Age-Related Changes in Immunological and Physiological Responses Following Pulmonary Challenge

Edmund J Miller 1,2,3, Helena M Linge 1,4,*
PMCID: PMC5486115  PMID: 28629122

Abstract

This review examines the current status of knowledge of sepsis and pneumonia in the elderly population and how the dynamics of the pulmonary challenge affects outcome and consequences. Led by an unprecedented shift in demographics, where a larger proportion of the population will reach an older age, clinical and experimental research shows that aging is associated with certain pulmonary changes, but it is during infectious insult of the lungs, as in the case of pneumonia, that the age-related differences in responsiveness and endurance become obvious and lead to a worse outcome than in the younger population. This review points to the neutrophil, and the endothelium as important players in understanding age-associated changes in responsiveness to infectious challenge of the lung. It also addresses how the immunological set-point influences injury-repair phases, remote organ damage and how intake of drugs may alter the state of responsiveness in the users. Further, it points out the importance of considering age as a factor in inclusion criteria in clinical trials, in vitro/ex vivo experimental designs and overall interpretation of results.

Keywords: aging, pneumonia, remote organ damage, sepsis

1. The Aging Population and Risk of Pulmonary Infections with Severe Consequences

The current life expectancy in the US is 78.8 years [1] and it is estimated that by the year 2030, 20% of the US population will be older than 65 [2]. Aging is a major risk for the development of lung diseases both acute and chronic [3,4,5]. In healthy individuals, the maximum functional ability of the lungs occurs at 20–25 years of age [6]. In following years, the functions undergo progressive debilitation e.g., decreases in static elastic recoil, compliance of the chest wall, and in the strength of respiratory muscles. The effect of age on responsiveness of the lung, in particular, on innate immunity is apparent even in middle age [7]. The changes in pulmonary physiology, pathology, and function, common in older populations, are associated with altered responses and susceptibility to lung infections [8]. Thus, in later life, susceptibility to lung infections increase, and pneumonia occurs in around 25–44 cases per 1000 of elderly individuals [9], and in those >65 years, pneumonia is the major cause of death from infection [10]. In many respects, the reasons for the altered susceptibility remain unclear.

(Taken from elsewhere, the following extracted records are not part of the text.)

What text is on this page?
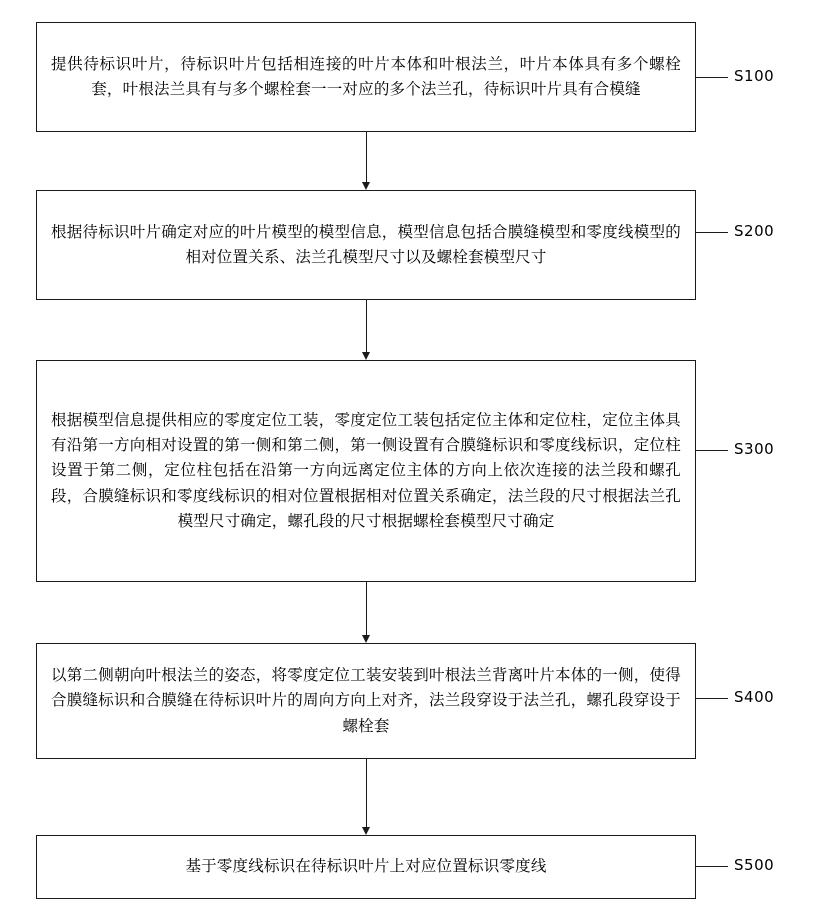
提供待标识叶片，待标识叶片包括相连接的叶片本体和叶根法兰，叶片本体具有多个螺栓套，叶根法兰具有与多个螺栓套一一对应的多个法兰孔，待标识叶片具有合模缝
S100
根据待标识叶片确定对应的叶片模型的模型信息，模型信息包括合膜缝模型和零度线模型的相对位置关系、法兰孔模型尺寸以及螺栓套模型尺寸
S200
根据模型信息提供相应的零度定位工装，零度定位工装包括定位主体和定位柱，定位主体具有沿第一方向相对设置的第一侧和第二侧，第一侧设置有合膜缝标识和零度线标识，定位柱设置于第二侧，定位柱包括在沿第一方向远离定位主体的方向上依次连接的法兰段和螺孔段，合膜缝标识和零度线标识的相对位置根据相对位置关系确定，法兰段的尺寸根据法兰孔模型尺寸确定，螺孔段的尺寸根据螺栓套模型尺寸确定
S300
以第二侧朝向叶根法兰的姿态，将零度定位工装安装到叶根法兰背离叶片本体的一侧，使得合膜缝标识和合膜缝在待标识叶片的周向方向上对齐，法兰段穿设于法兰孔，螺孔段穿设于螺栓套
S400
基于零度线标识在待标识叶片上对应位置标识零度线	S500
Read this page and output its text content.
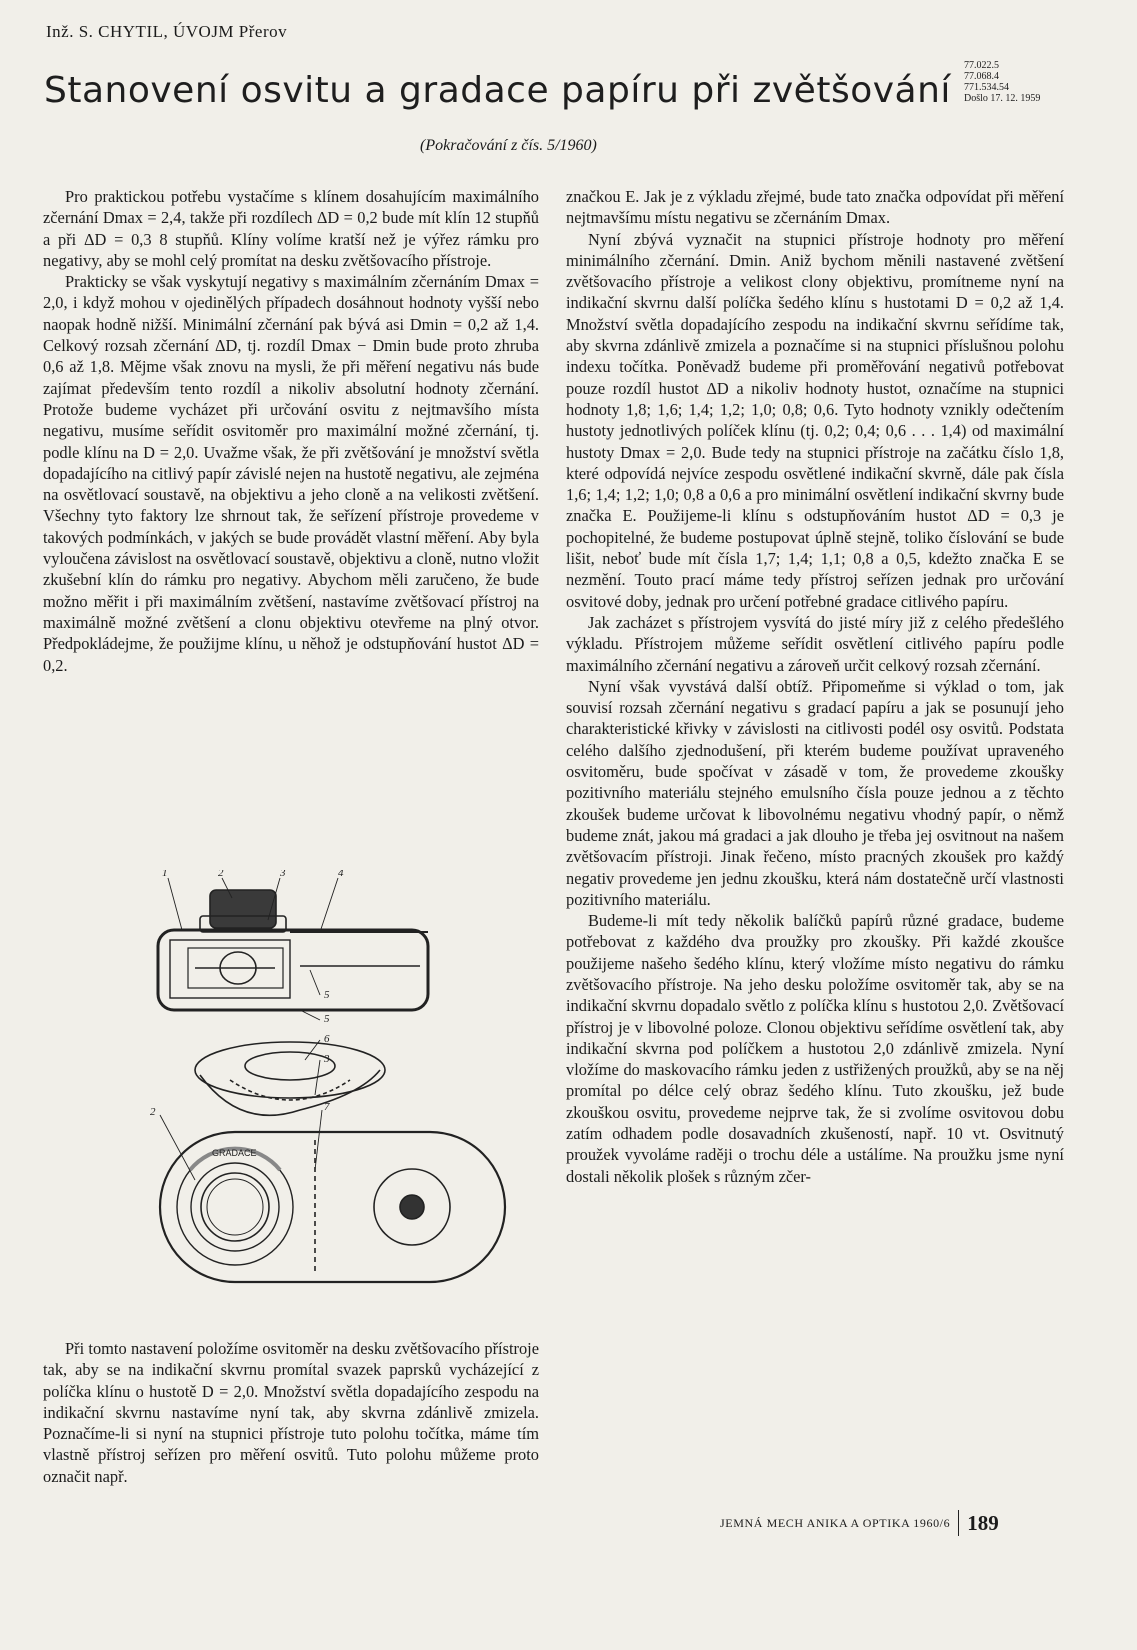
Inž. S. CHYTIL, ÚVOJM Přerov
Stanovení osvitu a gradace papíru při zvětšování
77.022.5
77.068.4
771.534.54
Došlo 17. 12. 1959
(Pokračování z čís. 5/1960)

Pro praktickou potřebu vystačíme s klínem dosahujícím maximálního zčernání Dmax = 2,4, takže při rozdílech ΔD = 0,2 bude mít klín 12 stupňů a při ΔD = 0,3 8 stupňů. Klíny volíme kratší než je výřez rámku pro negativy, aby se mohl celý promítat na desku zvětšovacího přístroje.

Prakticky se však vyskytují negativy s maximálním zčernáním Dmax = 2,0, i když mohou v ojedinělých případech dosáhnout hodnoty vyšší nebo naopak hodně nižší. Minimální zčernání pak bývá asi Dmin = 0,2 až 1,4. Celkový rozsah zčernání ΔD, tj. rozdíl Dmax − Dmin bude proto zhruba 0,6 až 1,8. Mějme však znovu na mysli, že při měření negativu nás bude zajímat především tento rozdíl a nikoliv absolutní hodnoty zčernání. Protože budeme vycházet při určování osvitu z nejtmavšího místa negativu, musíme seřídit osvitoměr pro maximální možné zčernání, tj. podle klínu na D = 2,0. Uvažme však, že při zvětšování je množství světla dopadajícího na citlivý papír závislé nejen na hustotě negativu, ale zejména na osvětlovací soustavě, na objektivu a jeho cloně a na velikosti zvětšení. Všechny tyto faktory lze shrnout tak, že seřízení přístroje provedeme v takových podmínkách, v jakých se bude provádět vlastní měření. Aby byla vyloučena závislost na osvětlovací soustavě, objektivu a cloně, nutno vložit zkušební klín do rámku pro negativy. Abychom měli zaručeno, že bude možno měřit i při maximálním zvětšení, nastavíme zvětšovací přístroj na maximálně možné zvětšení a clonu objektivu otevřeme na plný otvor. Předpokládejme, že použijme klínu, u něhož je odstupňování hustot ΔD = 0,2.

GRADACE
1	2	3	4
5
5
6
3
2	7

Při tomto nastavení položíme osvitoměr na desku zvětšovacího přístroje tak, aby se na indikační skvrnu promítal svazek paprsků vycházející z políčka klínu o hustotě D = 2,0. Množství světla dopadajícího zespodu na indikační skvrnu nastavíme nyní tak, aby skvrna zdánlivě zmizela. Poznačíme-li si nyní na stupnici přístroje tuto polohu točítka, máme tím vlastně přístroj seřízen pro měření osvitů. Tuto polohu můžeme proto označit např.

značkou E. Jak je z výkladu zřejmé, bude tato značka odpovídat při měření nejtmavšímu místu negativu se zčernáním Dmax.

Nyní zbývá vyznačit na stupnici přístroje hodnoty pro měření minimálního zčernání. Dmin. Aniž bychom měnili nastavené zvětšení zvětšovacího přístroje a velikost clony objektivu, promítneme nyní na indikační skvrnu další políčka šedého klínu s hustotami D = 0,2 až 1,4. Množství světla dopadajícího zespodu na indikační skvrnu seřídíme tak, aby skvrna zdánlivě zmizela a poznačíme si na stupnici příslušnou polohu indexu točítka. Poněvadž budeme při proměřování negativů potřebovat pouze rozdíl hustot ΔD a nikoliv hodnoty hustot, označíme na stupnici hodnoty 1,8; 1,6; 1,4; 1,2; 1,0; 0,8; 0,6. Tyto hodnoty vznikly odečtením hustoty jednotlivých políček klínu (tj. 0,2; 0,4; 0,6 . . . 1,4) od maximální hustoty Dmax = 2,0. Bude tedy na stupnici přístroje na začátku číslo 1,8, které odpovídá nejvíce zespodu osvětlené indikační skvrně, dále pak čísla 1,6; 1,4; 1,2; 1,0; 0,8 a 0,6 a pro minimální osvětlení indikační skvrny bude značka E. Použijeme-li klínu s odstupňováním hustot ΔD = 0,3 je pochopitelné, že budeme postupovat úplně stejně, toliko číslování se bude lišit, neboť bude mít čísla 1,7; 1,4; 1,1; 0,8 a 0,5, kdežto značka E se nezmění. Touto prací máme tedy přístroj seřízen jednak pro určování osvitové doby, jednak pro určení potřebné gradace citlivého papíru.

Jak zacházet s přístrojem vysvítá do jisté míry již z celého předešlého výkladu. Přístrojem můžeme seřídit osvětlení citlivého papíru podle maximálního zčernání negativu a zároveň určit celkový rozsah zčernání.

Nyní však vyvstává další obtíž. Připomeňme si výklad o tom, jak souvisí rozsah zčernání negativu s gradací papíru a jak se posunují jeho charakteristické křivky v závislosti na citlivosti podél osy osvitů. Podstata celého dalšího zjednodušení, při kterém budeme používat upraveného osvitoměru, bude spočívat v zásadě v tom, že provedeme zkoušky pozitivního materiálu stejného emulsního čísla pouze jednou a z těchto zkoušek budeme určovat k libovolnému negativu vhodný papír, o němž budeme znát, jakou má gradaci a jak dlouho je třeba jej osvitnout na našem zvětšovacím přístroji. Jinak řečeno, místo pracných zkoušek pro každý negativ provedeme jen jednu zkoušku, která nám dostatečně určí vlastnosti pozitivního materiálu.

Budeme-li mít tedy několik balíčků papírů různé gradace, budeme potřebovat z každého dva proužky pro zkoušky. Při každé zkoušce použijeme našeho šedého klínu, který vložíme místo negativu do rámku zvětšovacího přístroje. Na jeho desku položíme osvitoměr tak, aby se na indikační skvrnu dopadalo světlo z políčka klínu s hustotou 2,0. Zvětšovací přístroj je v libovolné poloze. Clonou objektivu seřídíme osvětlení tak, aby indikační skvrna pod políčkem a hustotou 2,0 zdánlivě zmizela. Nyní vložíme do maskovacího rámku jeden z ustřižených proužků, aby se na něj promítal po délce celý obraz šedého klínu. Tuto zkoušku, jež bude zkouškou osvitu, provedeme nejprve tak, že si zvolíme osvitovou dobu zatím odhadem podle dosavadních zkušeností, např. 10 vt. Osvitnutý proužek vyvoláme raději o trochu déle a ustálíme. Na proužku jsme nyní dostali několik plošek s různým zčer-

JEMNÁ MECH ANIKA A OPTIKA 1960/6 189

2. Aging and Acute Lung Injury

Understanding age-related changes of the lung and their impact on cardiopulmonary responses during infectious insult for maintenance of homeostasis is of critical importance for developing novel therapeutic strategies for the treatment of the older patient. Acute lung injury (ALI), or acute respiratory distress syndrome (ARDS) as currently defined in humans [11,12], is worldwide a major clinical state affecting approximately 1 in every 1250 individuals annually [13]. Age is a determining factor in the incidence of ARDS affecting 16 per 100,000 person-years in young (15–19 years of age) and 306 per 100,000 person-years in older individuals aged 75–84. Similarly, the associated mortality increases from 24% (at 15–19 years) to 60% (>85 years). Additional studies confirm age as a major indicator of clinical outcome in ALI [14,15], and show that there is a male predominance in the incidence within older individuals [13,16,17,18,19]. Although much effort has been made to develop more appropriate ventilator and fluid management strategies, mortality from ARDS remains high [20,21,22].

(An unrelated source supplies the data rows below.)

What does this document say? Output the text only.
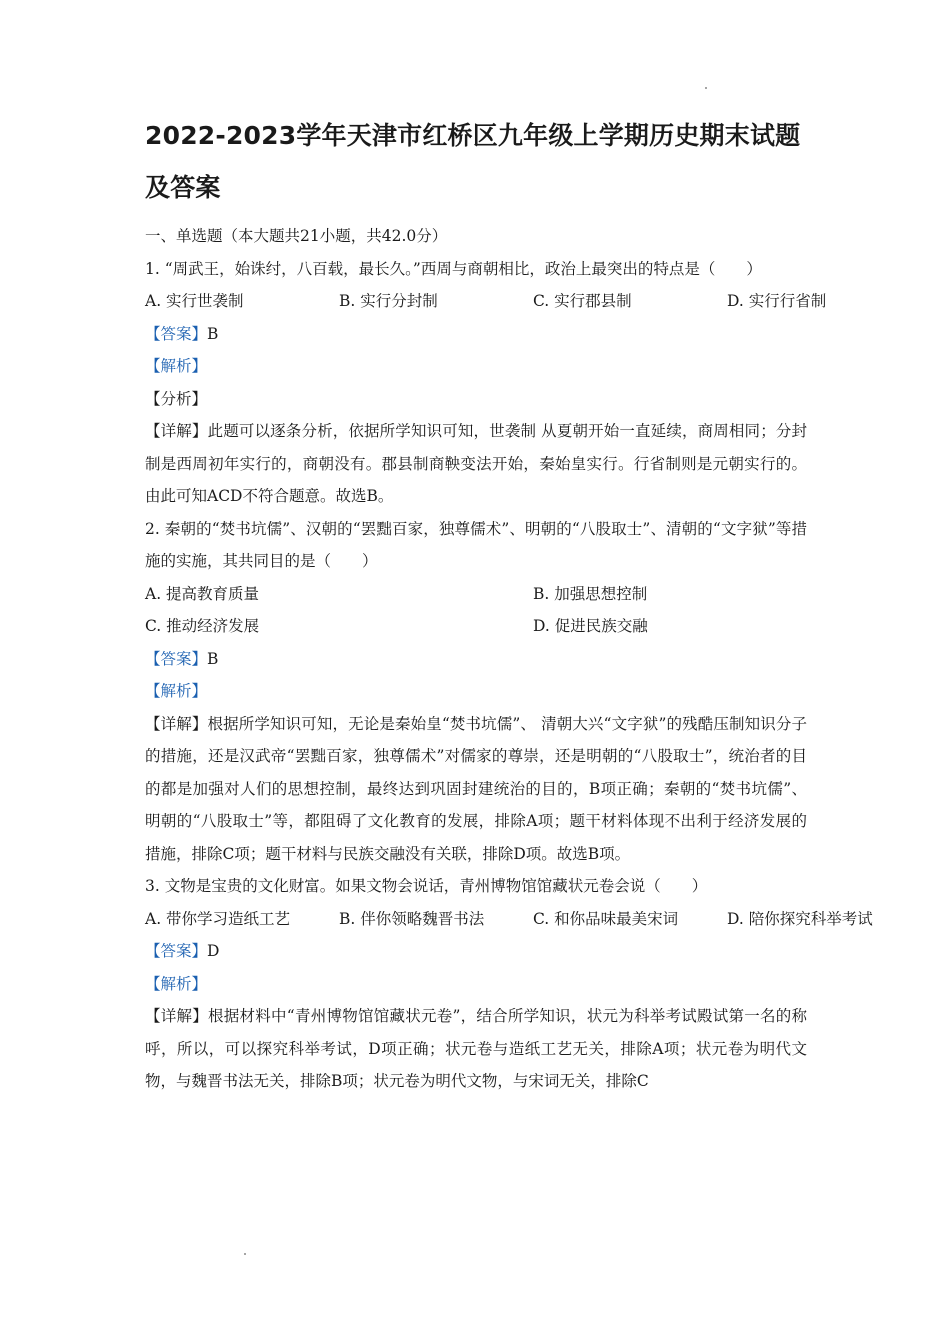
2022-2023学年天津市红桥区九年级上学期历史期末试题及答案
一、单选题（本大题共21小题，共42.0分）
1. “周武王，始诛纣，八百载，最长久。”西周与商朝相比，政治上最突出的特点是（　　）
A. 实行世袭制	B. 实行分封制	C. 实行郡县制	D. 实行行省制
【答案】B
【解析】
【分析】
【详解】此题可以逐条分析，依据所学知识可知，世袭制 从夏朝开始一直延续，商周相同；分封制是西周初年实行的，商朝没有。郡县制商鞅变法开始，秦始皇实行。行省制则是元朝实行的。由此可知ACD不符合题意。故选B。
2. 秦朝的“焚书坑儒”、汉朝的“罢黜百家，独尊儒术”、明朝的“八股取士”、清朝的“文字狱”等措施的实施，其共同目的是（　　）
A. 提高教育质量	B. 加强思想控制
C. 推动经济发展	D. 促进民族交融
【答案】B
【解析】
【详解】根据所学知识可知，无论是秦始皇“焚书坑儒”、 清朝大兴“文字狱”的残酷压制知识分子的措施，还是汉武帝“罢黜百家，独尊儒术”对儒家的尊崇，还是明朝的“八股取士”，统治者的目的都是加强对人们的思想控制，最终达到巩固封建统治的目的，B项正确；秦朝的“焚书坑儒”、明朝的“八股取士”等，都阻碍了文化教育的发展，排除A项；题干材料体现不出利于经济发展的措施，排除C项；题干材料与民族交融没有关联，排除D项。故选B项。
3. 文物是宝贵的文化财富。如果文物会说话，青州博物馆馆藏状元卷会说（　　）
A. 带你学习造纸工艺	B. 伴你领略魏晋书法	C. 和你品味最美宋词	D. 陪你探究科举考试
【答案】D
【解析】
【详解】根据材料中“青州博物馆馆藏状元卷”，结合所学知识，状元为科举考试殿试第一名的称呼，所以，可以探究科举考试，D项正确；状元卷与造纸工艺无关，排除A项；状元卷为明代文物，与魏晋书法无关，排除B项；状元卷为明代文物，与宋词无关，排除C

Although, ALI has many etiologies, pneumonia and sepsis are leading causes [22,23,24]. Community-acquired pneumonia (CAP) among elderly individuals is often inflicted by bacterial respiratory infections primarily caused by Gram positive pathogens [25]. Gram-negative and viral pneumonias also contribute to the overall pneumonia-related deaths in the elderly population. Pneumonia has great impact on society and the affected individuals and their families by being a primary cause of morbidity, mortality and socioeconomic cost, resulting in >50,000 deaths in the US alone [26].

3. Gram Positive Bacteria and Pneumonia in the Elderly Population

A common cause of pneumonia is infection by Staphylococcus aureus (S. aureus), especially in elderly patients [27] and a complication associated with mechanical ventilation [28]. Advanced age and pulmonary S. aureus infection have been shown in critically ill patients as prime risk factors in pneumonia and sepsis [29].

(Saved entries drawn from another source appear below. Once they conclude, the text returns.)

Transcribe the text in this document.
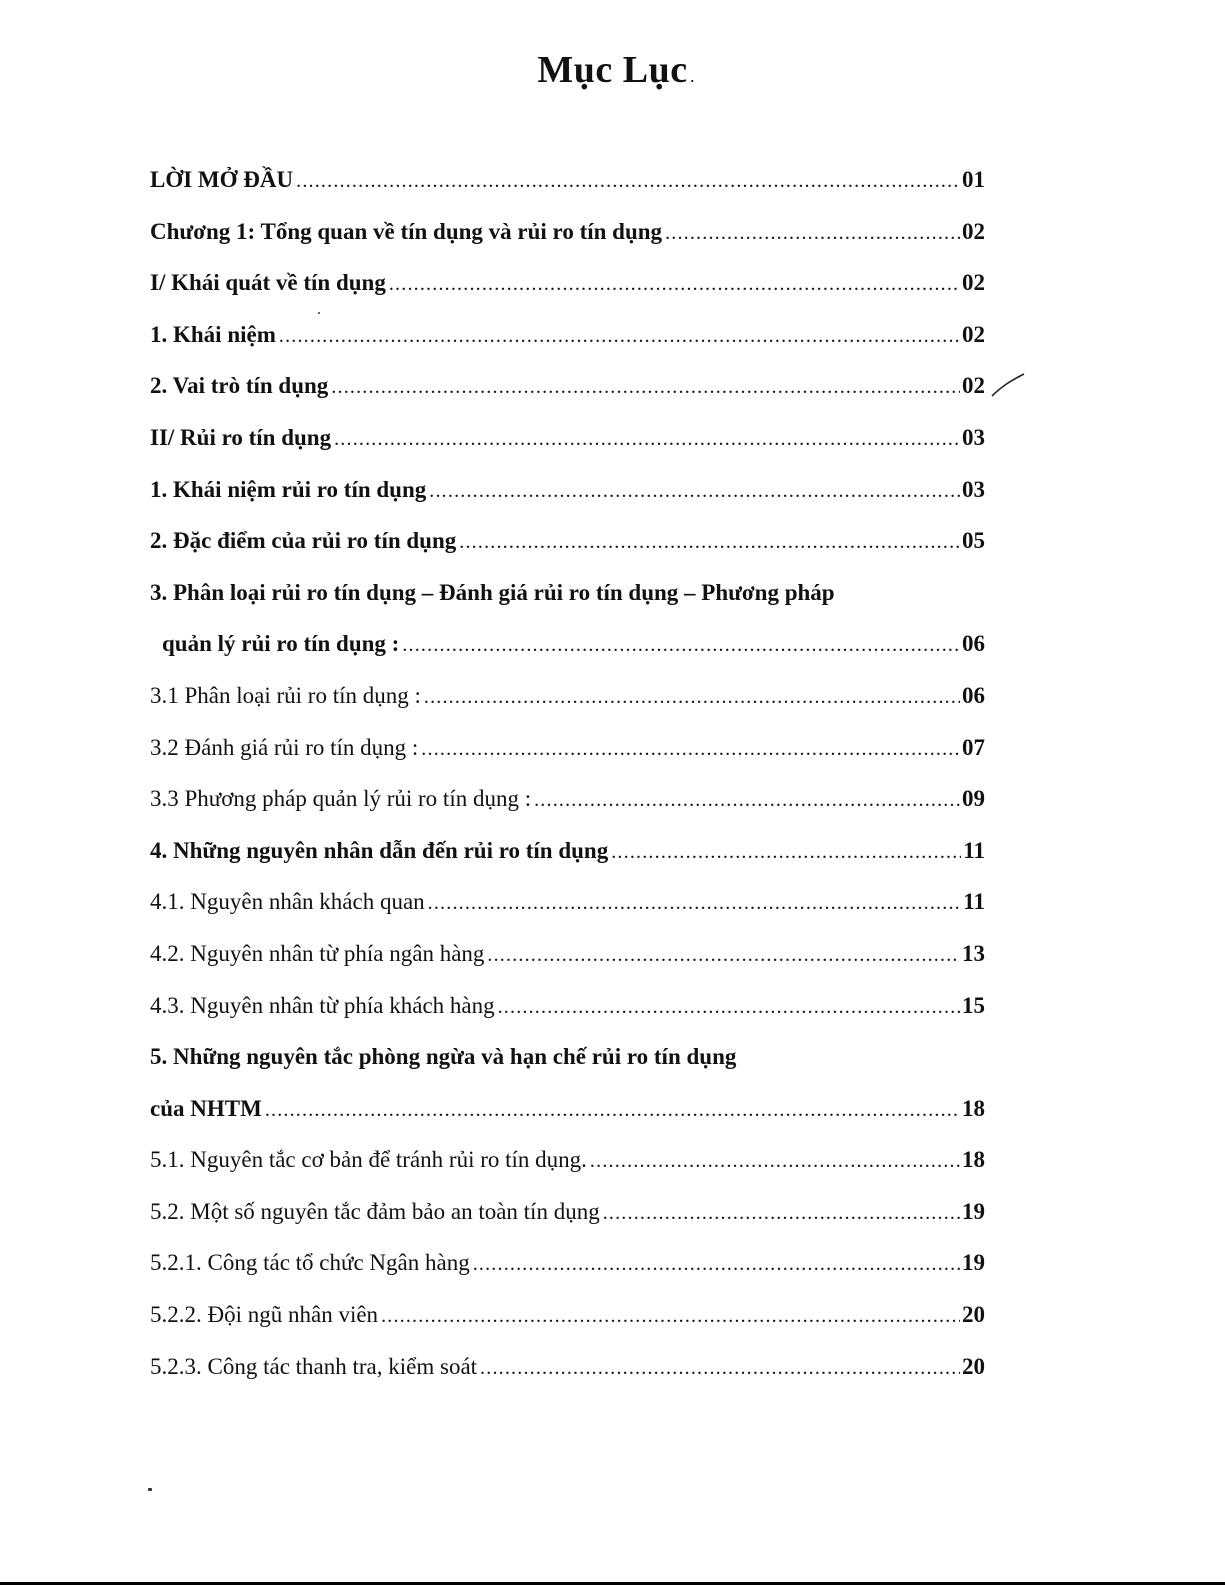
Mục Lục .
LỜI MỞ ĐẦU .....	01
Chương 1: Tổng quan về tín dụng và rủi ro tín dụng .....	02
I/ Khái quát về tín dụng .....	02
1. Khái niệm .....	02
2. Vai trò tín dụng .....	02
II/ Rủi ro tín dụng .....	03
1. Khái niệm rủi ro tín dụng .....	03
2. Đặc điểm của rủi ro tín dụng .....	05
3. Phân loại rủi ro tín dụng – Đánh giá rủi ro tín dụng – Phương pháp
quản lý rủi ro tín dụng : .....	06
3.1 Phân loại rủi ro tín dụng : .....	06
3.2 Đánh giá rủi ro tín dụng : .....	07
3.3 Phương pháp quản lý rủi ro tín dụng : .....	09
4. Những nguyên nhân dẫn đến rủi ro tín dụng .....	11
4.1. Nguyên nhân khách quan .....	11
4.2. Nguyên nhân từ phía ngân hàng .....	13
4.3. Nguyên nhân từ phía khách hàng .....	15
5. Những nguyên tắc phòng ngừa và hạn chế rủi ro tín dụng
của NHTM .....	18
5.1. Nguyên tắc cơ bản để tránh rủi ro tín dụng. .....	18
5.2. Một số nguyên tắc đảm bảo an toàn tín dụng .....	19
5.2.1. Công tác tổ chức Ngân hàng .....	19
5.2.2. Đội ngũ nhân viên .....	20
5.2.3. Công tác thanh tra, kiểm soát .....	20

While there are numerous strains of S. aureus, expressing a wide variety of exo- and enterotoxins, extracellular enzymes, superantigens etc., with differences in antibiotic resistance, specific host-adapted properties, all strains of S. aureus have cell envelopes containing both lipoteichoic acid (LTA) and peptidoglycan (PGN) [30]. These two molecules themselves can have profound effects on immune function and can lead to multiple organ failure, shock and death. While most hospitalized patients with sepsis, or ALI arising from sepsis, may, due to the use of antibiotics, have few live bacteria in the lungs, they have significant amounts of bacterial components within the airspaces [31,32].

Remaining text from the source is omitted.